Agripina se preocupó poco del asunto hasta el momento en que Lépido le comentó de pasada que el comandante de las legiones del Rin, Léntulo Getúlico, hermano de la escandalosa Cornelia, era amigo suyo de la infancia y que se encontraba en Roma desde hacía unos días, en respuesta a una llamada del emperador. La hermana de éste se extrañó de que no lo conociera.

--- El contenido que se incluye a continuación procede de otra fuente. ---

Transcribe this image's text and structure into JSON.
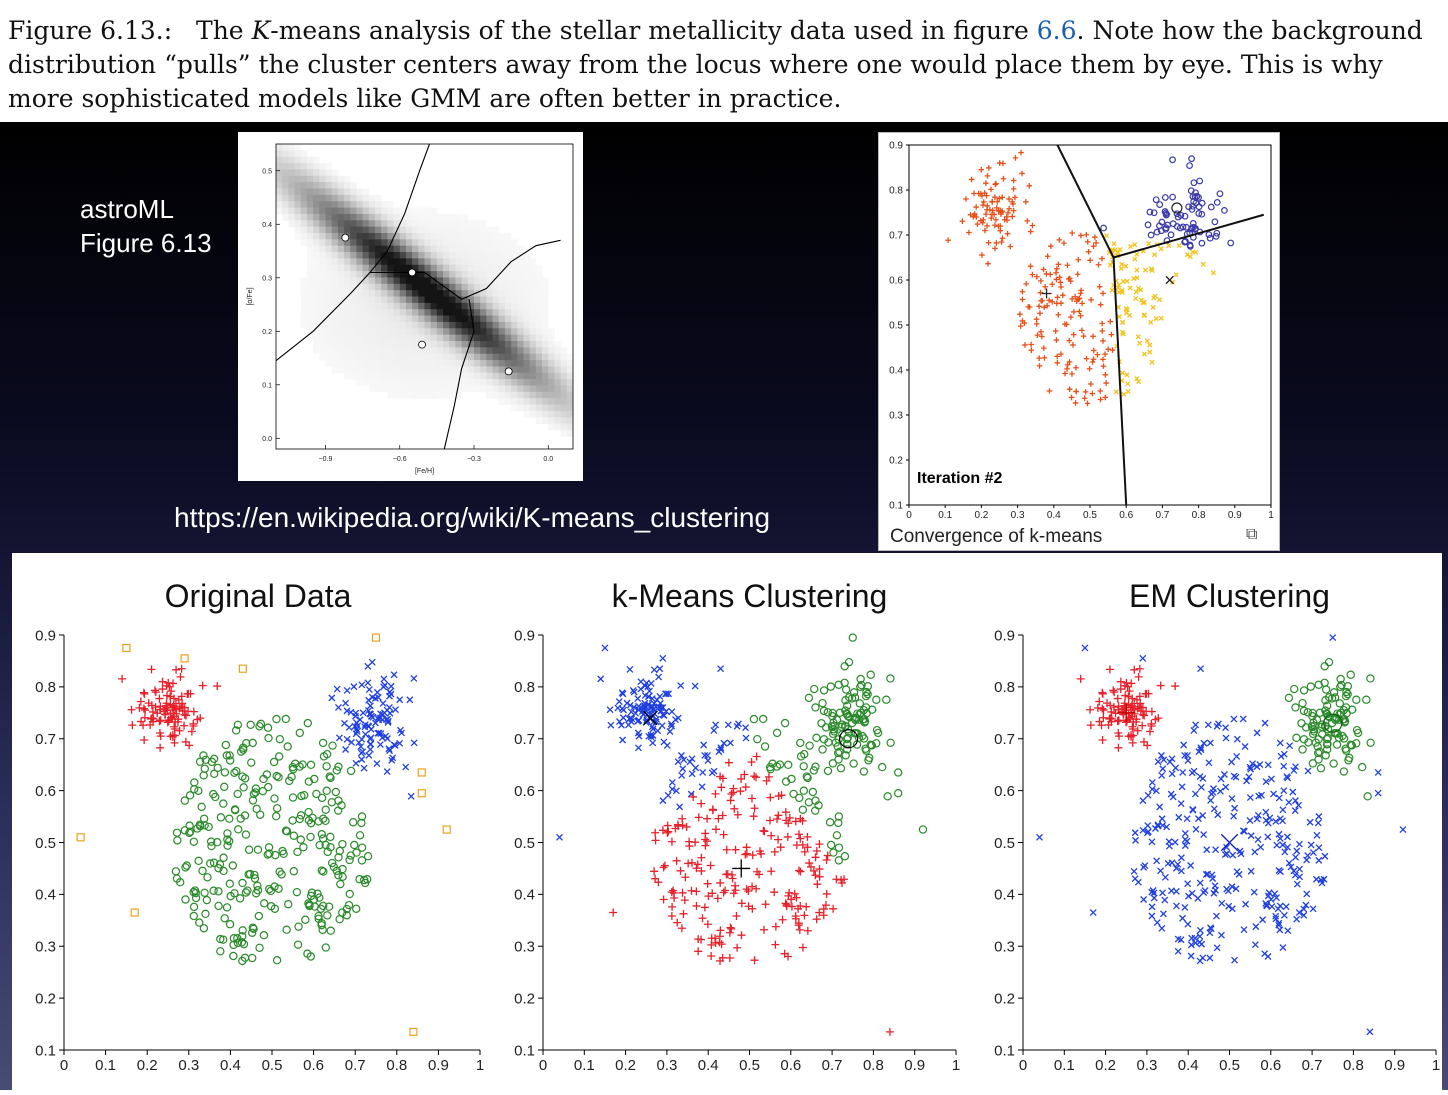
{
  "caption": {
    "prefix": "Figure 6.13.:",
    "text_before_k": "The",
    "k_symbol": "K",
    "text_after_k": "-means analysis of the stellar metallicity data used in figure",
    "figure_ref": "6.6",
    "text_rest": ". Note how the background distribution “pulls” the cluster centers away from the locus where one would place them by eye. This is why more sophisticated models like GMM are often better in practice."
  },
  "slide": {
    "astroml_line1": "astroML",
    "astroml_line2": "Figure 6.13",
    "wiki_url": "https://en.wikipedia.org/wiki/K-means_clustering",
    "convergence_caption": "Convergence of k-means",
    "expand_icon": "expand-icon"
  },
  "colors": {
    "red": "#e8202a",
    "green": "#2a8a2a",
    "blue": "#1f3fe0",
    "orange": "#f0a020",
    "kred": "#e8501a",
    "kyellow": "#f4c21a",
    "kblue": "#3a3aa8"
  },
  "chart_data": [
    {
      "id": "astroml",
      "type": "heatmap",
      "xlabel": "[Fe/H]",
      "ylabel": "[α/Fe]",
      "x_ticks": [
        "−0.9",
        "−0.6",
        "−0.3",
        "0.0"
      ],
      "y_ticks": [
        "0.0",
        "0.1",
        "0.2",
        "0.3",
        "0.4",
        "0.5"
      ],
      "xlim": [
        -1.1,
        0.1
      ],
      "ylim": [
        -0.02,
        0.55
      ],
      "centers": [
        [
          -0.82,
          0.375
        ],
        [
          -0.55,
          0.31
        ],
        [
          -0.51,
          0.175
        ],
        [
          -0.16,
          0.125
        ]
      ]
    },
    {
      "id": "convergence",
      "type": "scatter",
      "annotation": "Iteration #2",
      "x_ticks": [
        "0",
        "0.1",
        "0.2",
        "0.3",
        "0.4",
        "0.5",
        "0.6",
        "0.7",
        "0.8",
        "0.9",
        "1"
      ],
      "y_ticks": [
        "0.1",
        "0.2",
        "0.3",
        "0.4",
        "0.5",
        "0.6",
        "0.7",
        "0.8",
        "0.9"
      ],
      "xlim": [
        0,
        1
      ],
      "ylim": [
        0.1,
        0.9
      ],
      "centers": [
        [
          0.38,
          0.57
        ],
        [
          0.72,
          0.6
        ],
        [
          0.74,
          0.76
        ]
      ]
    },
    {
      "id": "original",
      "type": "scatter",
      "title": "Original Data",
      "x_ticks": [
        "0",
        "0.1",
        "0.2",
        "0.3",
        "0.4",
        "0.5",
        "0.6",
        "0.7",
        "0.8",
        "0.9",
        "1"
      ],
      "y_ticks": [
        "0.1",
        "0.2",
        "0.3",
        "0.4",
        "0.5",
        "0.6",
        "0.7",
        "0.8",
        "0.9"
      ],
      "xlim": [
        0,
        1
      ],
      "ylim": [
        0.1,
        0.9
      ],
      "noise_points": [
        [
          0.04,
          0.51
        ],
        [
          0.15,
          0.875
        ],
        [
          0.29,
          0.855
        ],
        [
          0.43,
          0.835
        ],
        [
          0.75,
          0.895
        ],
        [
          0.86,
          0.635
        ],
        [
          0.86,
          0.595
        ],
        [
          0.92,
          0.525
        ],
        [
          0.17,
          0.365
        ],
        [
          0.84,
          0.135
        ]
      ]
    },
    {
      "id": "kmeans",
      "type": "scatter",
      "title": "k-Means Clustering",
      "x_ticks": [
        "0",
        "0.1",
        "0.2",
        "0.3",
        "0.4",
        "0.5",
        "0.6",
        "0.7",
        "0.8",
        "0.9",
        "1"
      ],
      "y_ticks": [
        "0.1",
        "0.2",
        "0.3",
        "0.4",
        "0.5",
        "0.6",
        "0.7",
        "0.8",
        "0.9"
      ],
      "xlim": [
        0,
        1
      ],
      "ylim": [
        0.1,
        0.9
      ],
      "centers": [
        [
          0.26,
          0.74
        ],
        [
          0.48,
          0.45
        ],
        [
          0.74,
          0.7
        ]
      ]
    },
    {
      "id": "em",
      "type": "scatter",
      "title": "EM Clustering",
      "x_ticks": [
        "0",
        "0.1",
        "0.2",
        "0.3",
        "0.4",
        "0.5",
        "0.6",
        "0.7",
        "0.8",
        "0.9",
        "1"
      ],
      "y_ticks": [
        "0.1",
        "0.2",
        "0.3",
        "0.4",
        "0.5",
        "0.6",
        "0.7",
        "0.8",
        "0.9"
      ],
      "xlim": [
        0,
        1
      ],
      "ylim": [
        0.1,
        0.9
      ],
      "centers": [
        [
          0.25,
          0.75
        ],
        [
          0.5,
          0.5
        ],
        [
          0.75,
          0.73
        ]
      ]
    }
  ]
}
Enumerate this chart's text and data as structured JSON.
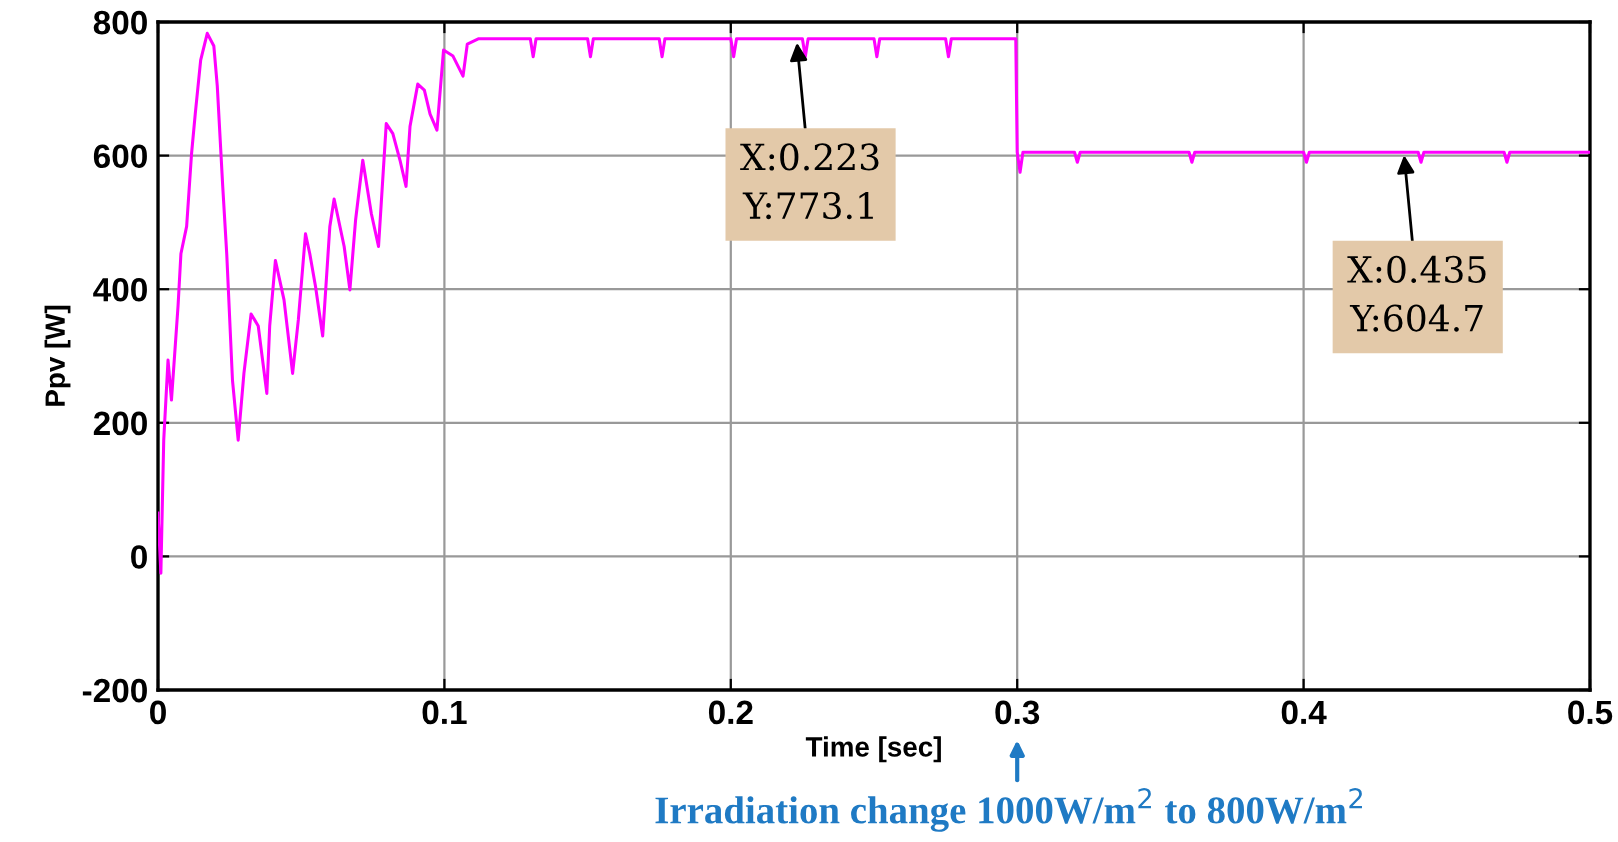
{
  "chart_data": {
    "type": "line",
    "xlabel": "Time [sec]",
    "ylabel": "Ppv [W]",
    "xlim": [
      0,
      0.5
    ],
    "ylim": [
      -200,
      800
    ],
    "xticks": [
      0,
      0.1,
      0.2,
      0.3,
      0.4,
      0.5
    ],
    "yticks": [
      -200,
      0,
      200,
      400,
      600,
      800
    ],
    "grid": true,
    "series": [
      {
        "color": "#ff00ff",
        "x": [
          0,
          0.001,
          0.002,
          0.0035,
          0.0047,
          0.007,
          0.008,
          0.01,
          0.0117,
          0.013,
          0.0149,
          0.0172,
          0.0195,
          0.0207,
          0.0226,
          0.024,
          0.026,
          0.028,
          0.03,
          0.0325,
          0.035,
          0.038,
          0.039,
          0.041,
          0.044,
          0.047,
          0.049,
          0.0515,
          0.053,
          0.055,
          0.0575,
          0.06,
          0.0615,
          0.065,
          0.067,
          0.069,
          0.0715,
          0.0745,
          0.077,
          0.0797,
          0.082,
          0.0845,
          0.0866,
          0.088,
          0.0907,
          0.093,
          0.095,
          0.0974,
          0.0997,
          0.103,
          0.1065,
          0.108,
          0.112,
          0.13,
          0.131,
          0.132,
          0.15,
          0.151,
          0.152,
          0.175,
          0.176,
          0.177,
          0.2,
          0.201,
          0.202,
          0.225,
          0.226,
          0.227,
          0.25,
          0.251,
          0.252,
          0.275,
          0.276,
          0.277,
          0.2995,
          0.3,
          0.301,
          0.302,
          0.32,
          0.321,
          0.322,
          0.36,
          0.361,
          0.362,
          0.4,
          0.401,
          0.402,
          0.44,
          0.441,
          0.442,
          0.47,
          0.471,
          0.472,
          0.5
        ],
        "values": [
          65,
          -25,
          174,
          294,
          234,
          375,
          453,
          494,
          602,
          662,
          743,
          783,
          764,
          704,
          554,
          453,
          264,
          174,
          274,
          363,
          345,
          244,
          345,
          443,
          384,
          274,
          354,
          483,
          453,
          404,
          330,
          494,
          535,
          464,
          399,
          504,
          593,
          513,
          464,
          648,
          633,
          593,
          554,
          644,
          707,
          698,
          662,
          638,
          758,
          749,
          719,
          767,
          775,
          775,
          748,
          775,
          775,
          748,
          775,
          775,
          748,
          775,
          775,
          748,
          775,
          775,
          748,
          775,
          775,
          748,
          775,
          775,
          748,
          775,
          775,
          605,
          575,
          605,
          605,
          590,
          605,
          605,
          590,
          605,
          605,
          590,
          605,
          605,
          590,
          605,
          605,
          590,
          605,
          605
        ]
      }
    ],
    "annotations": [
      {
        "text": "X:0.223\nY:773.1",
        "x": 0.223,
        "y": 773.1
      },
      {
        "text": "X:0.435\nY:604.7",
        "x": 0.435,
        "y": 604.7
      },
      "Irradiation change 1000W/m$^{2}$ to 800W/m$^{2}$"
    ]
  }
}
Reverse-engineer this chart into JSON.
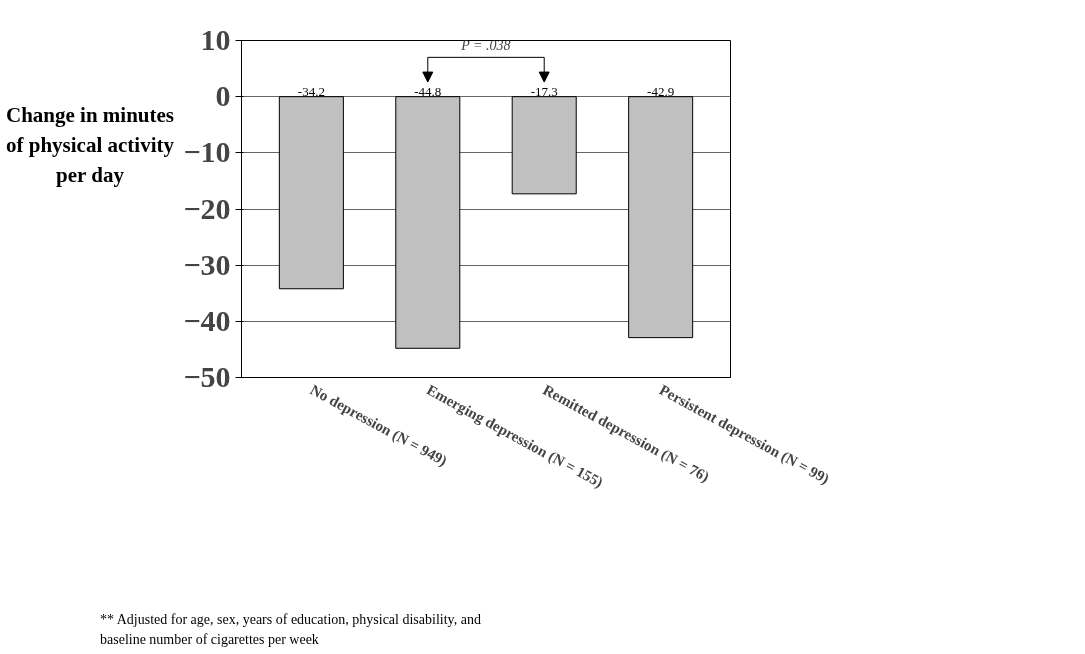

– Sólo le gusta la vida de los campamentos.

– ¿ Qué aspecto tiene?

– Lo apodan Getúlico el Hermoso. ¡Con eso está todo dicho! Por lo demás, es el perfecto militar, siempre en uniforme y con el barboquejo en la barbilla. Nunca ha querido casarse porque según él resulta incompatible con el oficio de las armas. Sus legionarios lo adoran.

– Si tiene tu edad, es joven para ocupar un puesto tan importante.

– Tiene un año menos que yo. De niño, sólo soñaba con hacer la guerra, no quería ejercer ningún cargo civil. Lo ascendieron a centurión en el campo de batalla a los diecisiete años. Desde entonces, no ha abandonado el ejército.

– Me gustaría conocerlo.

– Detesta la vida social, pero venera la memoria de Germánico de modo que se sentirá halagado si lo invita su hija.

– Es una buena idea. Le diré a Lesbia que venga. Así conocerá a dos hijas de su admirado procer.

Getúlico no se hizo de rogar. Su prestancia y su belleza quedaban por encima de todo elogio. Cuando Lesbia vio al invitado, fue incapaz de pronunciar una palabra ni de tocar su plato; la flecha de Cupido la había atravesado. El guerrero se mostró también muy sensible a su encanto. Durante toda la velada, le dedicó a hurtadillas miradas admirativas. Mientras fingía no reparar en aquel idilio incipiente, Agripina se felicitaba para sus adentros, porque venía de perlas para sus planes.